Most Americans don’t think much about all this. Many of these actions are done in secrecy, and the American people don’t find out about them until many years later – or we never find out about them at all. Those that we do know about are spun into the most favorable light, to make them seem benign or even noble.

But these actions come at great costs: in the lives of our soldiers; in the ruined lives of the peoples of the victim countries; in trillions of dollars cost to our people and their future generations; in our international reputation; in anti-American hatred leading to terrorism; and, to our democracy itself. For how can a nation claim to believe in the inalienable rights of humankind specified in its founding document, while making a mockery of that belief in the way it treats other peoples? For that reason alone it is worth while to take a brief look at our long history of imperialist actions.


PART III – Consequences

In the Prologue I give a brief account of what I see as some of the worst and tragic consequences of the root causes that I discuss in Part I – to enable the reader to see where this book is heading. When elections of our public officials are for sale to the highest bidder… when our public officials are so addicted to the “campaign contributions” of their wealthiest constituents that they develop a symbiotic relationship with them… when our communications media are owned and controlled by an oligarchy of wealthy elites… when our citizenry lack the ability to differentiate propaganda from reality… when we allow machines provided by private corporations to count our votes using secret electronic software… then we should expect that the consequences will not be pretty or comfortable for the vast majority of our citizens.

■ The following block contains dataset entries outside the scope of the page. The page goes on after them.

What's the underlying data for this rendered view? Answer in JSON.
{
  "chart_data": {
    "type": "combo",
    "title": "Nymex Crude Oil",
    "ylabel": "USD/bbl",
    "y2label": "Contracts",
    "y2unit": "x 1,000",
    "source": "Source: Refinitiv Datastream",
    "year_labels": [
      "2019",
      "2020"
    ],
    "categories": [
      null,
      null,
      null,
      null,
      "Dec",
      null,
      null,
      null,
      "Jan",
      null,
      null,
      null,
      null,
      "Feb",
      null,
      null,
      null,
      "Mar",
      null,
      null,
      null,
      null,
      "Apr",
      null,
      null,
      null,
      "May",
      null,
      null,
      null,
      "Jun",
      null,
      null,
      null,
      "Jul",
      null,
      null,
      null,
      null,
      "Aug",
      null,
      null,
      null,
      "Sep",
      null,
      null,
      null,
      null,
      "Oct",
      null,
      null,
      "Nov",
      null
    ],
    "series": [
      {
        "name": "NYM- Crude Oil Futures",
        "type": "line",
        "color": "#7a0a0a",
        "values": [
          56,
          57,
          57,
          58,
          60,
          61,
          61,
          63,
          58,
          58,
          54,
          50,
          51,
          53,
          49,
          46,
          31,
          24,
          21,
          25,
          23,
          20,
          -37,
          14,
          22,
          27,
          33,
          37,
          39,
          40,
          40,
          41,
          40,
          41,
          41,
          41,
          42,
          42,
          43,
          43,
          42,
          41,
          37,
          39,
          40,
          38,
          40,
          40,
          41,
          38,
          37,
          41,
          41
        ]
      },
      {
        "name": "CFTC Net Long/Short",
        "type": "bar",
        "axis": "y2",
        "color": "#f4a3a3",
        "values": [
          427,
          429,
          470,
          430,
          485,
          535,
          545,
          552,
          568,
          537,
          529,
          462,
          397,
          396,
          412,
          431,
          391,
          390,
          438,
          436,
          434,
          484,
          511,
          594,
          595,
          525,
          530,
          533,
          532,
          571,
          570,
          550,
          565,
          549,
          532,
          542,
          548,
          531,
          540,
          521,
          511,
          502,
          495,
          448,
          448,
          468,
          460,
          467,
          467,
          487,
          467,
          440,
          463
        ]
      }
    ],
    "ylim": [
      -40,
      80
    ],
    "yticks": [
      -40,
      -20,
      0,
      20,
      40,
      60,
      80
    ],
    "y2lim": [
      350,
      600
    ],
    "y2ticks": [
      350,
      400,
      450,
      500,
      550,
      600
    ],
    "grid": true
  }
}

In Part III, I explore those consequences in much greater detail, in the hope that the reader will agree with me that these are very serious problems, and that they must be successfully addressed if our country is ever to fulfill the promise of its ideals, or even make progress in that direction. When enough Americans recognize our problems as problems, stripped of the gloss and spin put on them by our oligarchy, they will rise up and do something about them. Until then there will be no progress, and we are very likely to head in the direction of all the former empires of our planet, ending in chaos, widespread catastrophe, suffering, and ignominy.